The main purpose of this study is to establish a socio-pragmatic
categorization of politeness and impoliteness activities in informal
interactions. In doing this, we describe the communicative strategies
related to (im)politeness phenomena and how they are used to produce
certain social effects in face-to-face interaction through the ongoing
negotiation of participants' face (Goffman, 1967). This study is based on
informal conversations extracted from a corpus of spoken Spanish gathered
in the metropolitan area of Valencia, Spain (Briz and Val.Es.Co. Group,
2002). Focusing on methodology, this study combines a qualitative method
inspired in CA with a DA interpretative approach that analyzes
communicative acts (Allwood 1995; Bravo, e. p.1). Face contents such as
autonomy and affiliative face, role face, group and individual face, are a
resource for analyzing what happens during interaction along with the
resulting interpersonal effects. The integration of the analysis of
context, which includes the co-text, the situational context and the
socio-cultural context (cultural settings and shared assumptions), is
equally important in this study. The empirical analysis of both the
conversations and a questionnaire on impoliteness bring us to propose a
series of categories of (im)politeness. The categories are as follow:
Strategic Politeness (within this category we find attenuating politeness
and reparatory politeness), Enhancing Politeness, Group Politeness, Ritual
Politeness (here we differentiate between meeting situations and visit
situations) and Discursive Politeness (we divide this category into
conventional and thematic).
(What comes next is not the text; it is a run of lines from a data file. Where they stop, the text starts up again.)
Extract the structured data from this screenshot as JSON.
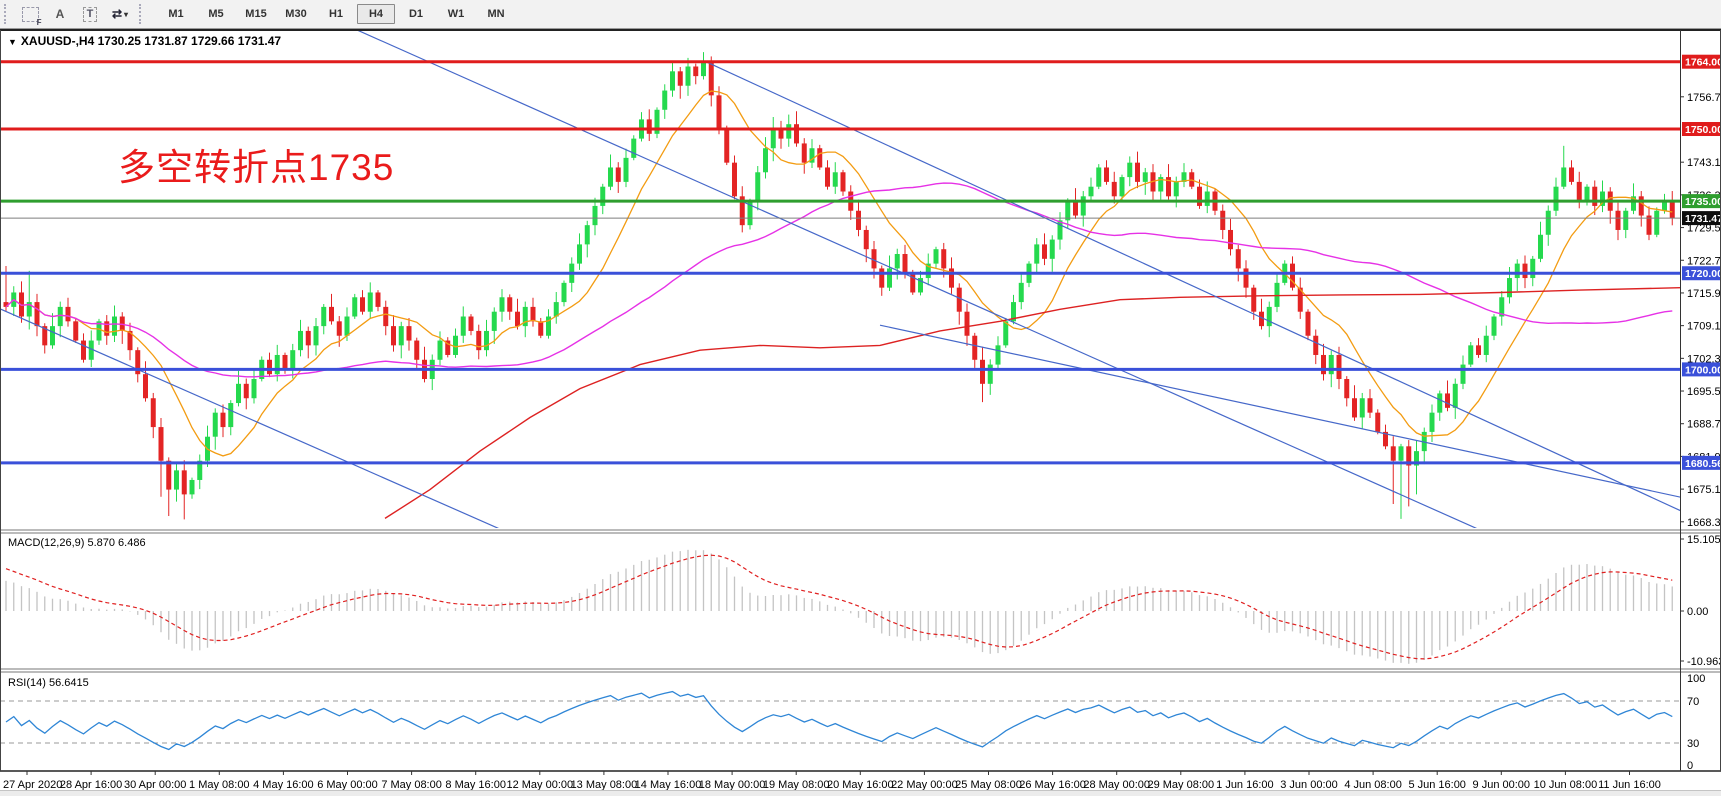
{
  "toolbar": {
    "tools": [
      {
        "id": "frame-select-tool",
        "glyph": "F"
      },
      {
        "id": "arrow-cursor-tool",
        "glyph": "A"
      },
      {
        "id": "text-label-tool",
        "glyph": "T"
      },
      {
        "id": "arrows-objects-tool",
        "glyph": "⇄",
        "caret": "▾"
      }
    ],
    "timeframes": [
      "M1",
      "M5",
      "M15",
      "M30",
      "H1",
      "H4",
      "D1",
      "W1",
      "MN"
    ],
    "active_timeframe": "H4"
  },
  "chart": {
    "symbol_dropdown": "▼",
    "symbol_ohlc": "XAUUSD-,H4  1730.25 1731.87 1729.66 1731.47",
    "annotation": {
      "text": "多空转折点1735",
      "color": "#ea1b1b"
    }
  },
  "labels": {
    "macd": "MACD(12,26,9) 5.870 6.486",
    "rsi": "RSI(14) 56.6415"
  },
  "price_axis": {
    "ticks": [
      "1756.70",
      "1743.10",
      "1736.30",
      "1729.50",
      "1722.70",
      "1715.90",
      "1709.10",
      "1702.30",
      "1695.50",
      "1688.70",
      "1681.90",
      "1675.10",
      "1668.30"
    ]
  },
  "time_axis": {
    "labels": [
      "27 Apr 2020",
      "28 Apr 16:00",
      "30 Apr 00:00",
      "1 May 08:00",
      "4 May 16:00",
      "6 May 00:00",
      "7 May 08:00",
      "8 May 16:00",
      "12 May 00:00",
      "13 May 08:00",
      "14 May 16:00",
      "18 May 00:00",
      "19 May 08:00",
      "20 May 16:00",
      "22 May 00:00",
      "25 May 08:00",
      "26 May 16:00",
      "28 May 00:00",
      "29 May 08:00",
      "1 Jun 16:00",
      "3 Jun 00:00",
      "4 Jun 08:00",
      "5 Jun 16:00",
      "9 Jun 00:00",
      "10 Jun 08:00",
      "11 Jun 16:00"
    ]
  },
  "chart_data": {
    "type": "candlestick",
    "symbol": "XAUUSD",
    "timeframe": "H4",
    "ohlc_current": {
      "open": 1730.25,
      "high": 1731.87,
      "low": 1729.66,
      "close": 1731.47
    },
    "price_axis_top": 1770.4,
    "price_axis_bottom": 1667.0,
    "closes": [
      1713,
      1716,
      1711,
      1714,
      1709,
      1705,
      1709,
      1713,
      1710,
      1706,
      1702,
      1706,
      1710,
      1707,
      1711,
      1708,
      1704,
      1699,
      1694,
      1688,
      1681,
      1675,
      1679,
      1674,
      1677,
      1681,
      1686,
      1691,
      1688,
      1693,
      1697,
      1694,
      1698,
      1702,
      1699,
      1703,
      1700,
      1704,
      1708,
      1705,
      1709,
      1713,
      1710,
      1707,
      1711,
      1715,
      1712,
      1716,
      1713,
      1709,
      1705,
      1709,
      1706,
      1702,
      1698,
      1702,
      1706,
      1703,
      1707,
      1711,
      1708,
      1704,
      1708,
      1712,
      1715,
      1712,
      1709,
      1713,
      1710,
      1707,
      1711,
      1714,
      1718,
      1722,
      1726,
      1730,
      1734,
      1738,
      1742,
      1739,
      1744,
      1748,
      1752,
      1749,
      1754,
      1758,
      1762,
      1759,
      1763,
      1761,
      1764,
      1757,
      1750,
      1743,
      1736,
      1730,
      1735,
      1741,
      1746,
      1750,
      1748,
      1751,
      1747,
      1743,
      1746,
      1742,
      1738,
      1741,
      1737,
      1733,
      1729,
      1725,
      1721,
      1717,
      1721,
      1724,
      1720,
      1716,
      1719,
      1722,
      1725,
      1721,
      1717,
      1712,
      1707,
      1702,
      1697,
      1701,
      1705,
      1710,
      1714,
      1718,
      1722,
      1726,
      1723,
      1727,
      1731,
      1735,
      1732,
      1736,
      1738,
      1742,
      1739,
      1736,
      1740,
      1743,
      1739,
      1741,
      1737,
      1740,
      1736,
      1739,
      1741,
      1738,
      1734,
      1737,
      1733,
      1729,
      1725,
      1721,
      1717,
      1712,
      1709,
      1713,
      1718,
      1722,
      1717,
      1712,
      1707,
      1703,
      1699,
      1703,
      1698,
      1694,
      1690,
      1694,
      1691,
      1687,
      1684,
      1681,
      1684,
      1680,
      1683,
      1687,
      1691,
      1695,
      1692,
      1697,
      1701,
      1705,
      1703,
      1707,
      1711,
      1715,
      1719,
      1722,
      1719,
      1723,
      1728,
      1733,
      1738,
      1742,
      1739,
      1735,
      1738,
      1734,
      1737,
      1733,
      1729,
      1733,
      1736,
      1732,
      1728,
      1733,
      1735,
      1731.47
    ],
    "high_overrides": {
      "0": 1721.5,
      "3": 1720.5,
      "86": 1764.2,
      "88": 1764.8,
      "90": 1766,
      "99": 1752.5,
      "101": 1753,
      "201": 1746.5
    },
    "low_overrides": {
      "20": 1673.5,
      "21": 1669.5,
      "22": 1672.5,
      "23": 1668.8,
      "126": 1693.2,
      "179": 1672,
      "180": 1668.9,
      "181": 1671.5,
      "182": 1674
    },
    "candle_up_color": "#25d94e",
    "candle_down_color": "#e32424",
    "moving_averages": {
      "fast_period": 10,
      "fast_color": "#f39c12",
      "mid_period": 50,
      "mid_color": "#e632e6",
      "slow_color": "#dd2222",
      "slow_points": [
        [
          385,
          1669
        ],
        [
          430,
          1675
        ],
        [
          480,
          1683
        ],
        [
          530,
          1690
        ],
        [
          580,
          1696
        ],
        [
          640,
          1701
        ],
        [
          700,
          1704
        ],
        [
          760,
          1705
        ],
        [
          820,
          1704.5
        ],
        [
          880,
          1705
        ],
        [
          940,
          1708
        ],
        [
          1000,
          1710
        ],
        [
          1060,
          1712.5
        ],
        [
          1120,
          1714.5
        ],
        [
          1180,
          1715
        ],
        [
          1260,
          1715.3
        ],
        [
          1340,
          1715.5
        ],
        [
          1420,
          1715.6
        ],
        [
          1500,
          1716
        ],
        [
          1580,
          1716.5
        ],
        [
          1680,
          1717
        ]
      ]
    },
    "hlines": [
      {
        "price": 1764.0,
        "color": "#e01c1c",
        "w": 3,
        "badge": "1764.00"
      },
      {
        "price": 1750.0,
        "color": "#e01c1c",
        "w": 3,
        "badge": "1750.00"
      },
      {
        "price": 1735.0,
        "color": "#2e9e2e",
        "w": 3,
        "badge": "1735.00"
      },
      {
        "price": 1720.0,
        "color": "#3a50d9",
        "w": 3,
        "badge": "1720.00"
      },
      {
        "price": 1700.0,
        "color": "#3a50d9",
        "w": 3,
        "badge": "1700.00"
      },
      {
        "price": 1680.56,
        "color": "#3a50d9",
        "w": 3,
        "badge": "1680.56"
      },
      {
        "price": 1731.47,
        "color": "#7d7d7d",
        "w": 1,
        "badge": "1731.47",
        "badge_color": "#0d0d0d"
      }
    ],
    "trendlines": [
      {
        "p1": [
          357,
          1770.6
        ],
        "p2": [
          1480,
          1666.6
        ],
        "color": "#4668c9"
      },
      {
        "p1": [
          707,
          1763.9
        ],
        "p2": [
          1690,
          1669.7
        ],
        "color": "#4668c9"
      },
      {
        "p1": [
          0,
          1712.6
        ],
        "p2": [
          502,
          1666.6
        ],
        "color": "#4668c9"
      },
      {
        "p1": [
          880,
          1709.2
        ],
        "p2": [
          1690,
          1673.0
        ],
        "color": "#4668c9"
      }
    ],
    "macd": {
      "params": "12,26,9",
      "value": 5.87,
      "signal_value": 6.486,
      "scale_ticks": [
        "15.105",
        "0.00",
        "-10.963"
      ],
      "histogram_color": "#c4c4c4",
      "signal_color": "#e02020"
    },
    "rsi": {
      "params": "14",
      "value": 56.6415,
      "levels": [
        70,
        30
      ],
      "scale_ticks": [
        "100",
        "70",
        "30",
        "0"
      ],
      "line_color": "#2f86d6"
    }
  }
}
Concerning Impoliteness, we find situations in
informal conversation in which impoliteness is expected (normative
impoliteness) and when threatening acts (reproaches, criticism, etc.) do
not imply directly, per se, a negative personal effect. We next find two
types of impoliteness: one produced by threats to the face of the speaker
which are neither mitigated nor amended and the other caused by a break
from the normal rules of politeness.